Encounters With New York's Official State Reptile

A snapping turtle in Agawam Park in Southampton a few weeks ago. MICHELLE MALONE
Jun 13, 2017 9:02 AM

While kayaking one of the shallow coves in Mecox Bay just after sunset, I heard a loud series of splashes and turned to investigate. In the dim light of dusk I could just make out two large snapping turtles rolling around in a foot of water, locked in what appeared to be a wrestling match. I assumed I was witnessing their courtship and mating behavior, but I later learned that males will engage in this kind of physical aggression to define the boundaries of their aquatic territories.Among our reptiles—lizards, snakes and turtles—the latter have enjoyed a relatively popular status among homo sapiens for many years, possibly as long as we’ve been around. Turtles played a significant role in Native American mythology, their slow-moving, sedentary behavior interpreted as being a result of patience and wisdom, and their astounding longevity a source of respect.

An exception to that rule may be the snapping turtle (Chelydra serpentina). There’s no mistaking the identity of this dinosaur-like turtle. Unlike any of our much larger sea turtles, or tortoises found elsewhere in North America, one senses that caution is important when approaching the fierce-looking snapper. The jagged-edged rear portion of its upper shell, incredibly long claws, huge head, and long tail whose upper side has a row of triangular plates, all seem to be forms of armor designed for battle.

This is partly true, but only when this creature is found out of its element: shallow, marshy areas with a soft mud bottom and plenty of aquatic plants for cover. There, its undersized plastron, or lower shell, is less of a liability as it rests partially buried in the sediments. When danger approaches, its first choice is to retreat to safety. But on land it is much more vulnerable, and lacking the ability to withdraw its head, tail and legs into the safety of its shell, it will strike a fierce defensive pose when threatened.

I had many encounters with snappers of all sizes while doing turtle surveys on the South Fork and Shelter Island some years ago.

They were by far the most difficult turtle to extricate from mesh hoop traps as they thrashed about and got themselves more and more entangled.

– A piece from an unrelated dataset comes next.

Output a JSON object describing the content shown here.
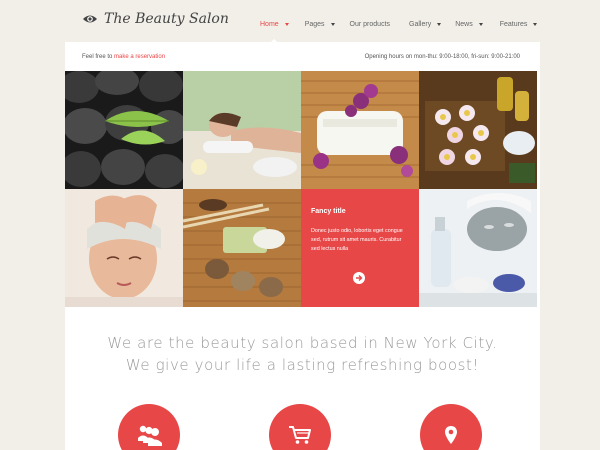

I knew about their powerful beaks, or jaws, that, although toothless, could inflict a damaging bite. But I was surprised at their quickness and agility, and how impossibly far their neck could stretch, reaching well back towards the rear of their shell where I was focused on entangling their rear feet and claws. The latter on some of the larger specimens seemed more like hawk talons than turtle claws, and I received a few good gashes from them.

Another quick lesson was their foul-smelling nature. This I assumed was a by-product of their habit of hunkering down in the muckiest portions of their home pond or creek. But during a later, several-years-long study of spotted turtles in similar habitat, I realized that the odor was specifically found on the snappers, not as a function of the environment but emitted from the animal as an additional form of defense when stressed.

Snapping turtles range over most of the United States east of the Rockies and north into southern Canada and the Canadian maritimes. They are mainly a freshwater species but can tolerate some salinity, and here on Long Island they will venture out into the salt marsh and brackish portions of our estuaries. They are most active at night, active being a relative term, as their hunting strategy is a “wait and strike” ambush.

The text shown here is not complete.